The patient is a 27-year-old Filipina single woman accompanied by an aunt and an uncle with whom she lives.
Norwich University Schizophrenia Case Study
The patient is a 27-year-old Filipina single woman accompanied by an aunt and an uncle with whom she lives.
Chief Complaint: “I have schizophrenia and I need my medications ordered.”
History of chief complaint: The psychiatrist who has been treating the patient does not take her insurance any longer, so she needs a new provider. She has been taking olanzapine 15 mg daily.
Past Psychiatric History: The patient started hearing voices as a freshman in college. Initially, the voices were just chattering but then started saying they were going to hurt her. She said, “I thought people were stalking me.” She was treated by a psychiatrist with olanzapine that helped. She thought she was fine and stopped the olanzapine. She relapsed and was hospitalized and was prescribed risperidone before being discharged, but she could not sleep. She was prescribed a variety of antipsychotic medication (ziprasidone, aripiprazole, quetiapine). They did not control the paranoid thinking and the voices were loud and threatening. Eventually, she was prescribed olanzapine again, which she described as the most effective. She has been taking olanzapine consistently.

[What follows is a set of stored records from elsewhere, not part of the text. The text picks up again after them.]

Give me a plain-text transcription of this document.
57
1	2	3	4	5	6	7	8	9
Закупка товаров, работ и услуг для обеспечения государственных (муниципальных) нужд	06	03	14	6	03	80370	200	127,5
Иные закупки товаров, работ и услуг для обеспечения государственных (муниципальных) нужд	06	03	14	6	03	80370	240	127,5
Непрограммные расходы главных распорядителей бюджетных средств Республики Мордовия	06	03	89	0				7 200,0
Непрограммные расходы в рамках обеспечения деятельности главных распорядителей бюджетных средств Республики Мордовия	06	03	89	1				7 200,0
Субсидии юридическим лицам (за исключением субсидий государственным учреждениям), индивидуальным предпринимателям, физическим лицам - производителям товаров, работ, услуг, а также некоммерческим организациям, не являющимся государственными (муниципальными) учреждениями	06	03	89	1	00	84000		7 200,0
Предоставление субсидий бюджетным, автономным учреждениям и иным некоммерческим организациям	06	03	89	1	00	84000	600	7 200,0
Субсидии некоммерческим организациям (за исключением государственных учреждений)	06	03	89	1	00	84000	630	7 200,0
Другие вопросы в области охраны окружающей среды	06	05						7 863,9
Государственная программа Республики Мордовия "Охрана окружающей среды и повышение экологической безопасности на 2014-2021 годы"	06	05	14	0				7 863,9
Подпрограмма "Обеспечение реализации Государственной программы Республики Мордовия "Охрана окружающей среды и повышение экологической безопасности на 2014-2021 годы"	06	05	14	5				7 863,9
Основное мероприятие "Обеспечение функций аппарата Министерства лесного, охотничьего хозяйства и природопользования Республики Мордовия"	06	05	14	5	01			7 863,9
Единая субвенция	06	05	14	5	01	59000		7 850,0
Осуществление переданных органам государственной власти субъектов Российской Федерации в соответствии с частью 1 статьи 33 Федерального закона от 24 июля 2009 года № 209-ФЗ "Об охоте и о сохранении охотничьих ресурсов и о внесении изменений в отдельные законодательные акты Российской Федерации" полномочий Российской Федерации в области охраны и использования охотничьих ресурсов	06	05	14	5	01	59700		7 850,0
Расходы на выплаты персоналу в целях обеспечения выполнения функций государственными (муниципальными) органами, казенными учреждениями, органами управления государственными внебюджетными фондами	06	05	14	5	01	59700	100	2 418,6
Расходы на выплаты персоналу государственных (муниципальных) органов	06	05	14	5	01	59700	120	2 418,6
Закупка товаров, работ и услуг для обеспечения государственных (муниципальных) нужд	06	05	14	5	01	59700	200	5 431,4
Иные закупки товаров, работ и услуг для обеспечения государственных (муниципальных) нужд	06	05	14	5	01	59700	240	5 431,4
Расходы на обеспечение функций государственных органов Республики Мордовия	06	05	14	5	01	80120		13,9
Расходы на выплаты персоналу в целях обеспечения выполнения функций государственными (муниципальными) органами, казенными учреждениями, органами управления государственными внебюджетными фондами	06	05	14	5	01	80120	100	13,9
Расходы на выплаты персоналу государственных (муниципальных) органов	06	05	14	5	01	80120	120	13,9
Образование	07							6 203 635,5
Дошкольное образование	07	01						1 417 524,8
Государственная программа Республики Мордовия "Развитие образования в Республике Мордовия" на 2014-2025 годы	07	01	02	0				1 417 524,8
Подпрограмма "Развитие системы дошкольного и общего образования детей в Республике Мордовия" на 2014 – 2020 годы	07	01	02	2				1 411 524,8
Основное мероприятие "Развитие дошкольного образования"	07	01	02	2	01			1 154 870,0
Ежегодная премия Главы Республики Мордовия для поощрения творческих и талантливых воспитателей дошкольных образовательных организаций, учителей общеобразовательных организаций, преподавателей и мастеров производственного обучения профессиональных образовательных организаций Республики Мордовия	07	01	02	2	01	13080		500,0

Medical history: No acute or chronic medical conditions.
Appetite: good
Sleep: 7-8 hours at night.
Menstrual pattern: Regular menses, not sexually active.
Height: 5’0”
Weight: 114 lbs.
Drug or Alcohol Abuse: Denied
Family History: Lived with her mother until 5 years old when her mother died in a motor vehicle accident. Then she lived with her aunt and uncle. Patient considers her cousins her siblings. Her aunt and uncle are very supportive. The patient worries about her aunt because she has diabetes.
PERSONAL HISTORY
NO KNOWN ALCOHOL OR DRUG USE BY MOTHER DURING PREGNANCY. NORMAL VAGINAL BIRTH. NO DISABILITIES OR SOCIAL IMPAIRMENT DURING CHILDHOOD. GIFTED ACADEMICALLY DURING HIGH SCHOOL. IDENTIFIES AS GAY BUT NEVER SEXUALLY ACTIVE. STARTED HAVING TROUBLE CONCENTRATING AND BEING MOTIVATED WHEN SHE WENT TO COLLEGE. REPORTED MEMORY AND DECISION-MAKING DEFICITS. LOST A LOT OF HER FRIENDS IN COLLEGE. SHE THOUGHT THEY WERE STALKING HER, AND SHE WAS SENDING THEM BIZARRE AND EXCESSIVE TEXT MESSAGES.
Trauma/Abuse History: Denies
MENTAL STATUS EXAMINATION
APPEARANCE: CASUAL DRESS. APPEARS YOUNGER THAN STATED AGE. IS VERY THIN AND PETITE.
Behavior and Psychomotor activity: Good eye contact. Cooperative.
Consciousness: Alert
Orientation: Oriented to person, place, time
Memory: Had difficulty providing a clear history. Could not accurately identify dates she attended college. Could not remember details of her medication history or menstrual history.
Concentration and Attention: Generally attentive.
Intellectual Functioning: Average or above.
Speech and Language: Normal rate and volume.
Perception: Reports she still hears voices most of the time but knows not to trust them and tries to ignore them. She thinks they interfere with her ability to concentrate and attend college.
Thought Process: Clear and logical
Thought Content: No unusual content identified
Suicidality and Homicidality: Denied
Mood: Good
Affect: Congruent to mood.
Impulse Control: good
Judgement/Insight/Reliability: Good
Write a paper of 2-3 pages describing possible solutions to help your patient with their condition. Include therapy, drugs, alternative therapies that you would recommend for this patient. Consider the following in your response:
What diagnosis should be considered?
What is the rationale for the diagnosis?
What test or tools should be considered to help identify the correct diagnosis?
What differential diagnoses should be considered?
What treatment would you prescribe and what is the rationale? Please consider both pharmacologic treatment and other modalities if appropriate.
What psycho-education should be offered with your pharmacologic treatment?